Kedua, bakteriofag adalah organisme biologi yang kompleks, tidak seperti antibiotik, yang merupakan senyawa kimia murni. Dia juga tumbuh bersama inangnya, bakteri. Jumlah bakteriofag yang dibutuhkan untuk “menghilangkan” bakteri dari situs infeksi sebanding dengan jumlah bakteri yang hidup.
Kemajuan dalam pengobatan bakteriofag secara global
Banyak negara Barat sekarang menggunakan bakteriofag sebagai pengobatan untuk infeksi bakteri patogen yang resisten.
Eliava Institute of Bacteriophage and the Institute of Immunology and Experimental Therapy di Wroclaw, Polandia, adalah antara lembaga terkemuka di dunia yang menggunakan bakteriofag untuk menyembuhkan penyakit infeksi.
Bakteriofag digunakan sebagai “terapi alternatif” di Prancis dan Belgia ketika terapi antibiotik tidak berhasil digunakan.
Bakteriofag kadang-kadang dapat menyembuhkan penyakit infeksi bakteri yang sangat resisten dan berbahaya.
Seorang pasien dengan Cystic Fibrosis di Inggris baru-baru ini mengalami infeksi Mycobacterium abscessus yang resisten terhadap antibiotik. Terapi bakteriofag menyebabkan infeksi hilang dan kondisi kesehatan pasien secara bertahap membaik.
Dalam penggunaan, terapi bakteriofag dapat digunakan secara mandiri atau bersama antibiotik. Studi juga menunjukkan bahwa penggabungan bakteriofag dan antibiotik meningkatkan angka kesembuhan.

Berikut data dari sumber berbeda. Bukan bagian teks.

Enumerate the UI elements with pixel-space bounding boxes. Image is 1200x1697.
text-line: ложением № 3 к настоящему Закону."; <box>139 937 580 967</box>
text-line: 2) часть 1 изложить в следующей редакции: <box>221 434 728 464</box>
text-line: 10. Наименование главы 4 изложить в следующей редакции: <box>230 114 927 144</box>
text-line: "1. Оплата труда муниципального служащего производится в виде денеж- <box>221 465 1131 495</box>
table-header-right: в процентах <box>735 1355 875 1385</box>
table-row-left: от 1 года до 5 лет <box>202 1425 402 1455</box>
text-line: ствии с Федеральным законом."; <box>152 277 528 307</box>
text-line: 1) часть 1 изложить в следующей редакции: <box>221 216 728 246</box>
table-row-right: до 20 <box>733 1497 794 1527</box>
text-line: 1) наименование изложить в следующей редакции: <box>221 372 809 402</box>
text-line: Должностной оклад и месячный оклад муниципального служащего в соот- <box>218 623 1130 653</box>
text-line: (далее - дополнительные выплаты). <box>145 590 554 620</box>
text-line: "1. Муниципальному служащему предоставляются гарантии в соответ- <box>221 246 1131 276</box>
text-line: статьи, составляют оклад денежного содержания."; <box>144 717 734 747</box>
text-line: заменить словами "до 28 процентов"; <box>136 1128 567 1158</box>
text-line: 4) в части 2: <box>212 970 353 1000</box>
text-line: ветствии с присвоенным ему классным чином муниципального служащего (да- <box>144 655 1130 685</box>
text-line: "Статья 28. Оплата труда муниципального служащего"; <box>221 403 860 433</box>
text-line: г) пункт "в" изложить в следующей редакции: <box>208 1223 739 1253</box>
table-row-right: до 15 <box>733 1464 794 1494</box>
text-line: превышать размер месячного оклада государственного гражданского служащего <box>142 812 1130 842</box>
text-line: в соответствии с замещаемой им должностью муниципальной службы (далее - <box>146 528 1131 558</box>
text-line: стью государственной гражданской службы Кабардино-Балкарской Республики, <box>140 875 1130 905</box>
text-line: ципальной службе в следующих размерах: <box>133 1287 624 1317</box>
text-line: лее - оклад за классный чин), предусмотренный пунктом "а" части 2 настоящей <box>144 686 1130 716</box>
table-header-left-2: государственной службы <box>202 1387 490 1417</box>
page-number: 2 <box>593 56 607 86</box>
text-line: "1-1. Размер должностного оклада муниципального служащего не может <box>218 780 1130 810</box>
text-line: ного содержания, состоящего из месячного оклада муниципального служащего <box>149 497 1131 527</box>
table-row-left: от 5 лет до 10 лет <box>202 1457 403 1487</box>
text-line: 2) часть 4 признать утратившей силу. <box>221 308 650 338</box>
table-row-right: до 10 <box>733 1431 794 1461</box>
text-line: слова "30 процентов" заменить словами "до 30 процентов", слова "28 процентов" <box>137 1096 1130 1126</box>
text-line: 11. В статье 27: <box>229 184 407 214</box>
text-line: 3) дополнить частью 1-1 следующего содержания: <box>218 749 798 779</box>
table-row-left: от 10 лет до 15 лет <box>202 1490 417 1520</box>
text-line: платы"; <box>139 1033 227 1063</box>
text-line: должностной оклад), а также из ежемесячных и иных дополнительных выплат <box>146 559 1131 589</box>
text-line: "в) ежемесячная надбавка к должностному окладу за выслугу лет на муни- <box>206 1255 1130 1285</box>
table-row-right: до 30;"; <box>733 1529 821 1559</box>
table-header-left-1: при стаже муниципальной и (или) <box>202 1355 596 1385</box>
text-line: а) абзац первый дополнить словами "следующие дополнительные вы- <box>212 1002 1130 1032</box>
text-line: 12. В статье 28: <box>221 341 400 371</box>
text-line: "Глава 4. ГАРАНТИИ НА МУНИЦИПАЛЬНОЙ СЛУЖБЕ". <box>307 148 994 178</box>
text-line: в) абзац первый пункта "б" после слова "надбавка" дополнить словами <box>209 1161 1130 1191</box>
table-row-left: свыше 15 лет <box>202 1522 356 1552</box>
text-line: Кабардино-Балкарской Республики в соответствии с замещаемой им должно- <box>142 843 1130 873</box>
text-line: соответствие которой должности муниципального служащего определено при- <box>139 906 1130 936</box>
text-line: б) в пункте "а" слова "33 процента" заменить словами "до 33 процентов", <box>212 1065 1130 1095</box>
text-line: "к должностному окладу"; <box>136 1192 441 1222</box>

Terapi bakteriofag banyak diuji klinis di negara-negara Barat. Teknologi ini masih kurang dikenal di Indonesia. Untuk menangani resistensi antibiotik di Indonesia, ilmuwan dan praktisi klinis membutuhkan inovasi baru selain antibiotik.
Untuk mengembangkan inovasi ini, praktisi kesehatan dan ilmuwan terapi bakteriofag harus bekerja sama. Ini penting untuk mulai memperkenalkan terapi bakteriofag sebagai teknologi alternatif kepada pasien yang membutuhkannya.